(1847)
Langue d’origine : Français
⭐⭐⭐⭐
Ce que raconte ce roman :
Sylvain Pons est un vieil homme, sans un sou, qui vit avec son seul ami fidèle, l’allemand Schmucke. Tous les deux sont musiciens et vivotent dans des conditions déplorables, toujours surveillés par la concierge de leur immeuble miteux, Madame Cibot.
La famille de Pons, ses cousins riches, le tournent le dos et le méprisent régulièrement mais une évaluation des œuvres d’art qui le cousin Pons possède va faire resurgir la cupidité et le calcul dans son entourage.
Dépouillons le cousin Pons ! :
Ce roman magnifique se centre sur la triste figure du cousin Pons. Sylvain Pons est un homme laid (décrit même comme un « monstre-né », dans la citation en bas) et pauvre, présenté comme une relique d’un temps révolu (Pons se cœuvre avec un pardessus de l’époque napoléonienne dont tout le monde s’en moque). Sa gentillesse contraste avec l’univers sordide qu’il habite, à peine enjolivé par les œuvres d’art qu’il collectionne, à coup de grands sacrifices. En grand gourmand, Pons sera disposé à accepter toutes les vexations et railleries de ses cousins les Camusot (des riches snobs qui le méprisent), à condition d’être invité à leur table. La nourriture et l’art, voici les seules passions dont le brave Pons n’arrive pas à s’en passer.
Les personnes qui entourent Pons vont dévoiler au fur et à mesure leur vrai visage mesquin.
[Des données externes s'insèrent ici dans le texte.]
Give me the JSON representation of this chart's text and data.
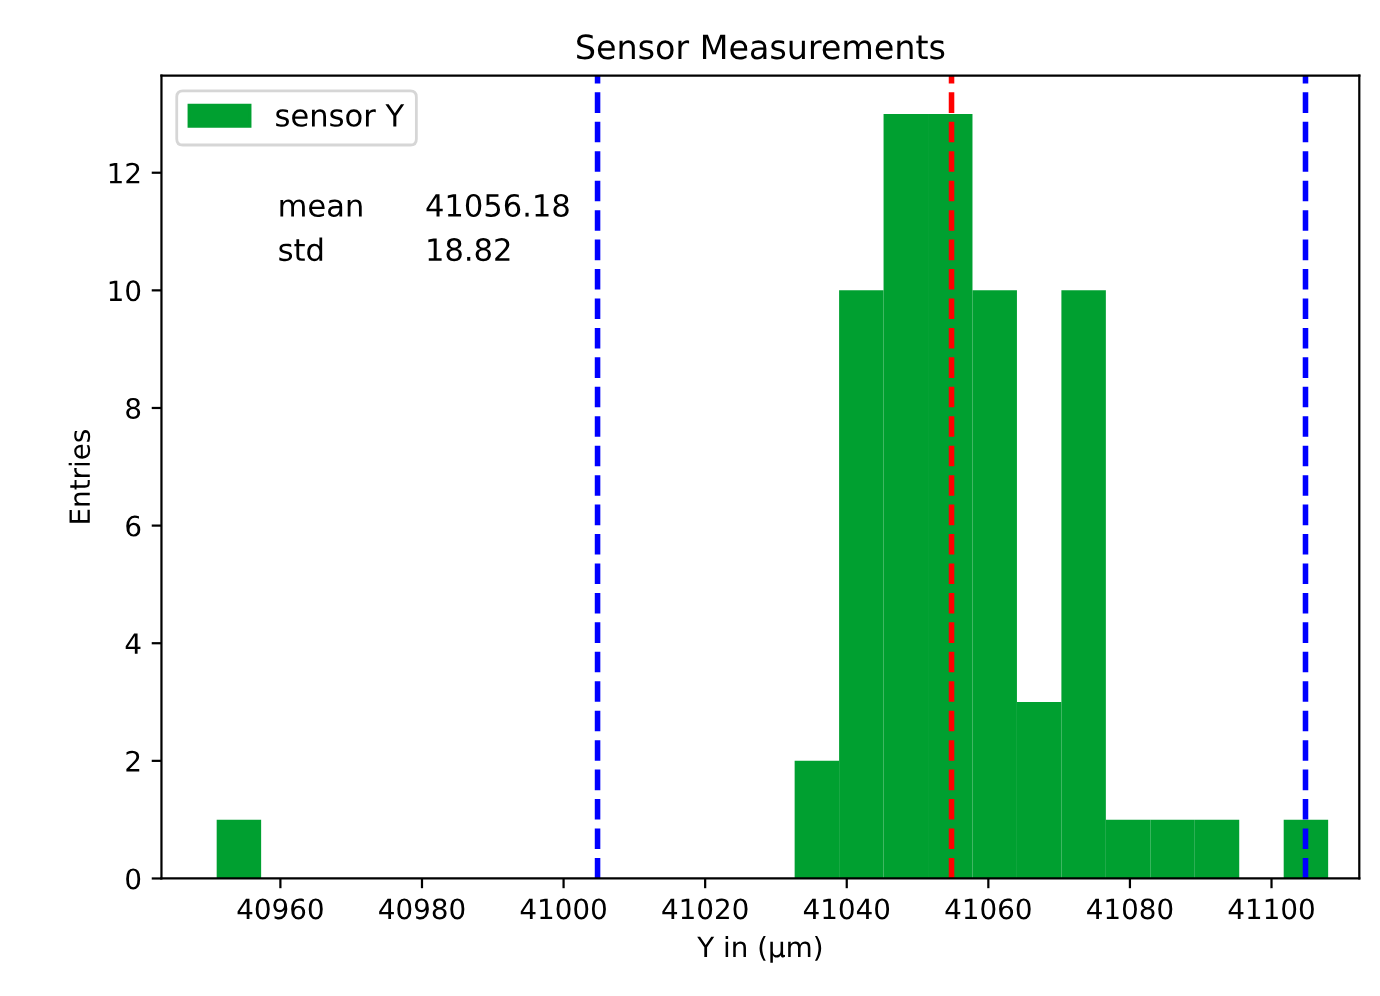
{
  "chart_data": {
    "type": "histogram",
    "title": "Sensor Measurements",
    "xlabel": "Y in (µm)",
    "ylabel": "Entries",
    "bins": [
      40951.0,
      40957.28,
      40963.56,
      40969.84,
      40976.12,
      40982.4,
      40988.68,
      40994.96,
      41001.24,
      41007.52,
      41013.8,
      41020.08,
      41026.36,
      41032.64,
      41038.92,
      41045.2,
      41051.48,
      41057.76,
      41064.04,
      41070.32,
      41076.6,
      41082.88,
      41089.16,
      41095.44,
      41101.72,
      41108.0
    ],
    "series": [
      {
        "name": "sensor Y",
        "color": "#00a030",
        "values": [
          1,
          0,
          0,
          0,
          0,
          0,
          0,
          0,
          0,
          0,
          0,
          0,
          0,
          2,
          10,
          13,
          13,
          10,
          3,
          10,
          1,
          1,
          1,
          0,
          1
        ]
      }
    ],
    "ref_lines": [
      {
        "axis": "x",
        "value": 41004.8,
        "color": "#0000ff",
        "line_style": "dashed"
      },
      {
        "axis": "x",
        "value": 41054.8,
        "color": "#ff0000",
        "line_style": "dashed"
      },
      {
        "axis": "x",
        "value": 41104.8,
        "color": "#0000ff",
        "line_style": "dashed"
      }
    ],
    "annotations": [
      "mean",
      "41056.18",
      "std",
      "18.82"
    ],
    "xlim": [
      40943.2,
      41112.4
    ],
    "ylim": [
      0,
      13.65
    ],
    "xticks": [
      40960,
      40980,
      41000,
      41020,
      41040,
      41060,
      41080,
      41100
    ],
    "yticks": [
      0,
      2,
      4,
      6,
      8,
      10,
      12
    ],
    "grid": false,
    "legend": "top left"
  }
}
La cousine Camusot, la concierge Mme Cibot, le brocanteur Rémonencq, l’avoué Fraisier, et le collectionneur Magus vont comploter pour dépouiller Pons à son insu. Ils sont tous affreux et moralement pourris. C’est un peu le même schème que le père Goriot et ses filles, Pons est une proie facile du calcul et de l’avidité et tombera facilement dans le panneau des faux semblants et l’hypocrisie. Son seul ami fidèle sera, Schmucke, aussi pauvre et misérable que Pons.
Ce roman fait partie des Scènes de la vie parisienne, couplé avec « La cousine Bette », qui est un peu son penchant opposé dans le cycle des « Parents pauvres » : L’amertume et mesquinerie de Bette, contraste avec la gentillesse et ingénuité de Pons. Un classique inoubliable que cependant met beaucoup de temps à démarrer. Attention, les premières cent pages sont consacrées à un très lent set-up, qui nous présente les personnages, les ambiances, et prépare l’intrigue et les enjeux. Une fois l’action déclenchée, les effets narratives s’enchainent d’une façon vigoureuse et la réflexion sera d’autant plus profonde et percutante.
Ce merveilleux Balzac, même si triste et sombre à souhait, est probablement une des dernières grandes œuvres de la dernière partie de sa carrière.
Citation :
« Pons n’avait jamais vu de femmes lui sourire. Beaucoup d’hommes ont cette fatale destinée. Pons était monstre-né ; son père et sa mère l’avaient obtenu dans leur vieillesse, et il portait les stigmates de cette naissance hors de saison sur son teint cadavéreux qui semblait avoir été contracté dans le bocal d’esprit-de-vin où la sagesse conserve certains fœtus extraordinaires. Cet artiste, doué d’une âme tendre, rêveuse, délicate, forcé d’accepter le caractère que lui imposait sa figure, désespéra d’être jamais aimé. Le célibat fut donc chez lui moins un goût qu’une nécessité. »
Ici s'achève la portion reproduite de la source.